Today is a historic day as Kamala Harris shatters one of the world’s highest glass ceilings and becomes vice-president of the USA. Her stellar political ascent has shown us that Harris is no stranger to experiencing career firsts. She was the first woman to serve as San Francisco’s district attorney, the first Indian-American elected to the US senate, and today, she will become the first woman, the first black person and the first Indian-American to be vice-president of the US.
Her victory is a significant win for women of all colours and nationalities – all around the world. We are more fortunate in the travel and tourism sector where there is a greater representation of women in C-suite roles. However, our work is far from done. Last year, 87% of global mid-market companies had at least one woman in a senior management role (Grant Thornton, Women in Business 2020: Putting the Blueprint into Action 2020). This is not enough. And this year, we need to continue to work to see those numbers increase.
Over the years, I have learned many lessons that have helped shape my career trajectory and propelled me to leadership roles. I have had incredible mentors, taken every opportunity afforded to me, stayed determined and of course had a healthy dose of luck. I wanted to share the top three lessons that I have learnt over the years.

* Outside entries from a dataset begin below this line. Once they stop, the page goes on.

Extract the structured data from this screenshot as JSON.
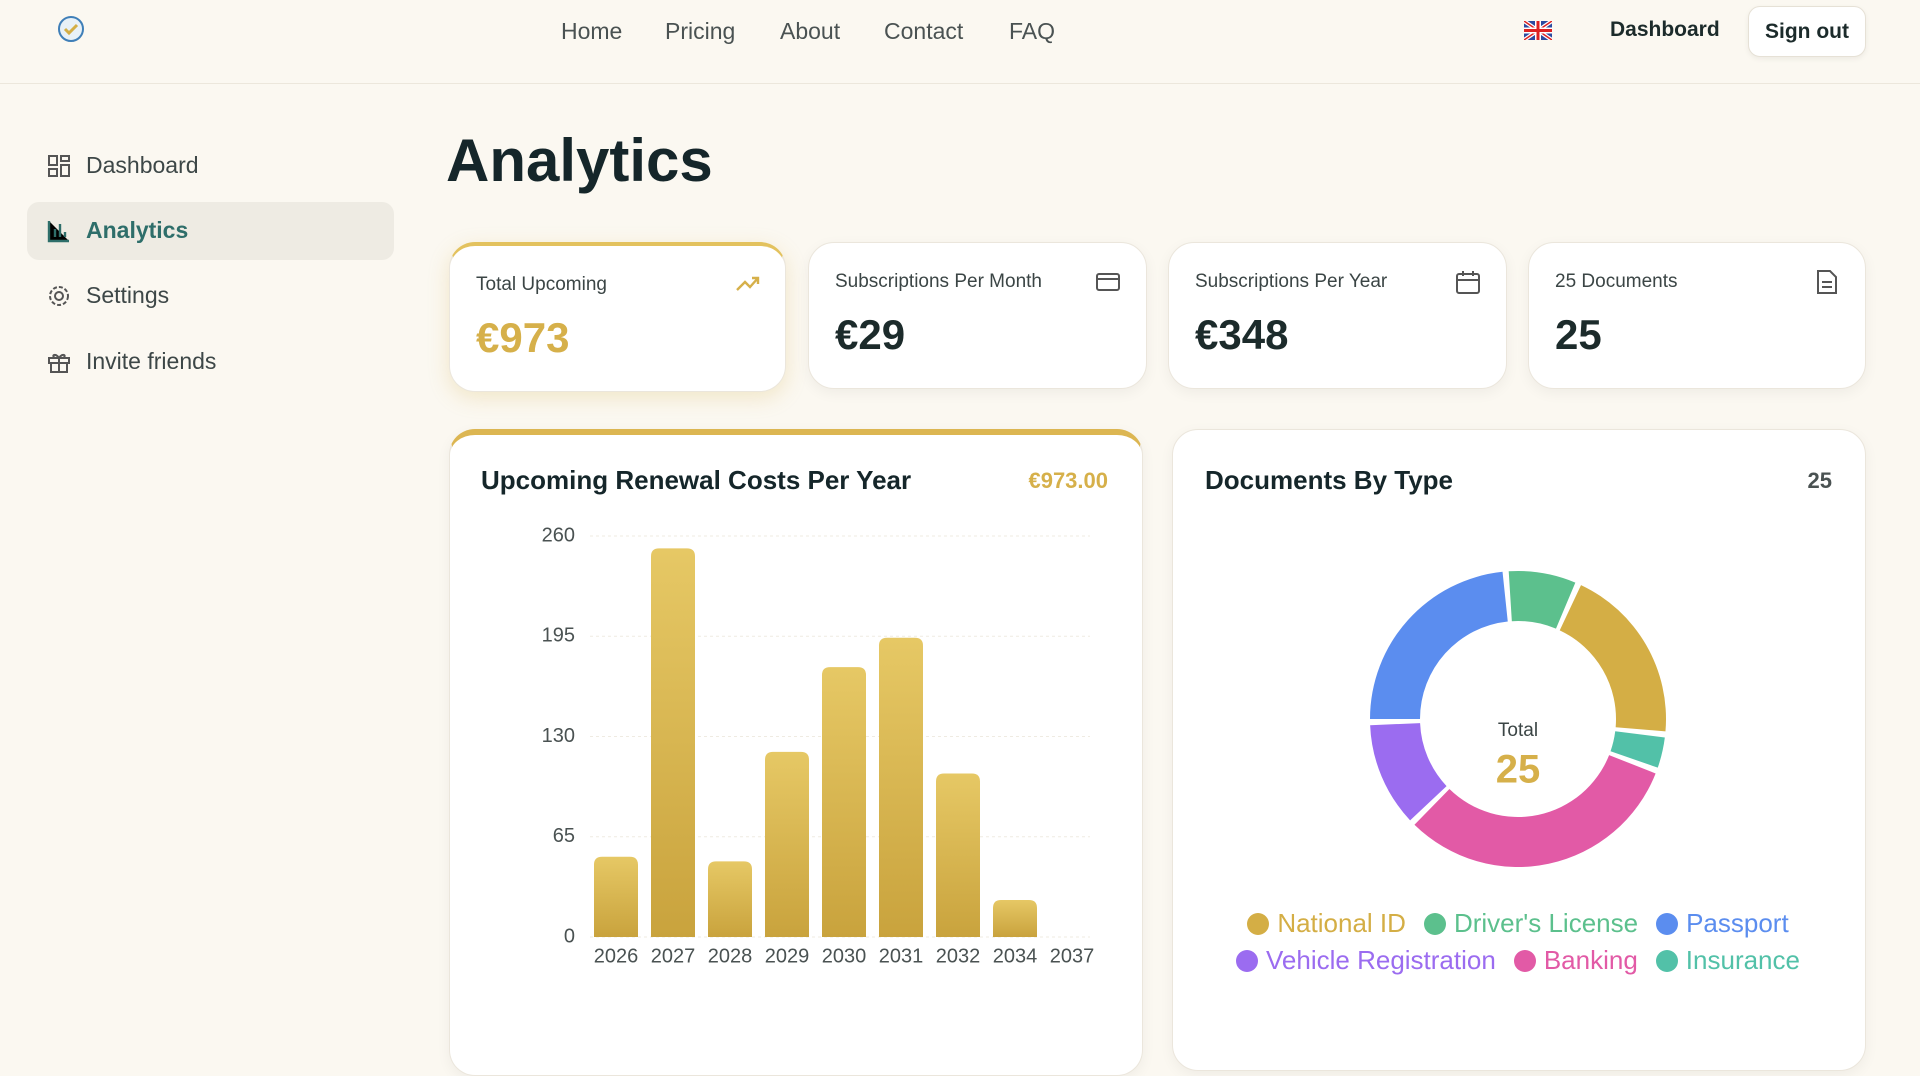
{
  "nav": {
    "links": [
      "Home",
      "Pricing",
      "About",
      "Contact",
      "FAQ"
    ],
    "dashboard": "Dashboard",
    "sign_out": "Sign out"
  },
  "sidebar": {
    "items": [
      "Dashboard",
      "Analytics",
      "Settings",
      "Invite friends"
    ]
  },
  "page_title": "Analytics",
  "stats": [
    {
      "label": "Total Upcoming",
      "value": "€973"
    },
    {
      "label": "Subscriptions Per Month",
      "value": "€29"
    },
    {
      "label": "Subscriptions Per Year",
      "value": "€348"
    },
    {
      "label": "25 Documents",
      "value": "25"
    }
  ],
  "chart_data": [
    {
      "type": "bar",
      "title": "Upcoming Renewal Costs Per Year",
      "total_label": "€973.00",
      "categories": [
        "2026",
        "2027",
        "2028",
        "2029",
        "2030",
        "2031",
        "2032",
        "2034",
        "2037"
      ],
      "values": [
        52,
        252,
        49,
        120,
        175,
        194,
        106,
        24,
        0
      ],
      "color": "#d6b550",
      "ylim": [
        0,
        260
      ],
      "yticks": [
        0,
        65,
        130,
        195,
        260
      ],
      "grid": true
    },
    {
      "type": "pie",
      "title": "Documents By Type",
      "count": 25,
      "center_label": "Total",
      "center_value": 25,
      "series": [
        {
          "name": "National ID",
          "color": "#d4ae45",
          "value": 5
        },
        {
          "name": "Driver's License",
          "color": "#5cc08d",
          "value": 2
        },
        {
          "name": "Passport",
          "color": "#5b8def",
          "value": 6
        },
        {
          "name": "Vehicle Registration",
          "color": "#9b6cf0",
          "value": 3
        },
        {
          "name": "Banking",
          "color": "#e25aa6",
          "value": 8
        },
        {
          "name": "Insurance",
          "color": "#52c1a8",
          "value": 1
        }
      ],
      "legend": "bottom"
    }
  ]
}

First, we need to step back and appreciate that careers don’t happen overnight – the reality is that they take much longer than you ever imagined. Find your purpose and create a plan which can be distilled into a series of achievable goals that will take you to the top. Seek out mentors to help guide you and remember, enthusiasm, consistently working hard and persistency will prepare you for the long game. If you need an example, Harris’ perseverance and passion is taking her to the top of her profession.
Secondly, we all need to learn to embrace failure and understand that failing is what success is built on. Failure means that you’re getting things done – the more you take risks and make hard decisions, the closer you are to realising your potential. The same goes for excuses. No one wants to hear excuses; people just want to know it won’t happen again. Knowing how to make a sincere, heartfelt apology is one of the best personal and professional skills you can develop, and it costs nothing and normally solves everything.
Thirdly, as women, we need to get comfortable feeling uncomfortable. For me, the most important lesson is to always push yourself out of your comfort zone. It is vital to travel, talk and meet as many people as you can, experience as much as you can and do all you can to educate yourself about people, cultures and traditions – broaden your horizons. Each time I force myself to step outside my box, I have a better understanding of my own as well as other people’s emotions. This has ultimately made me a more confident and empathetic leader.
We need to stop preparing the table for others, and like Kamala Harris, we shouldn’t be afraid to take our seat at the top table.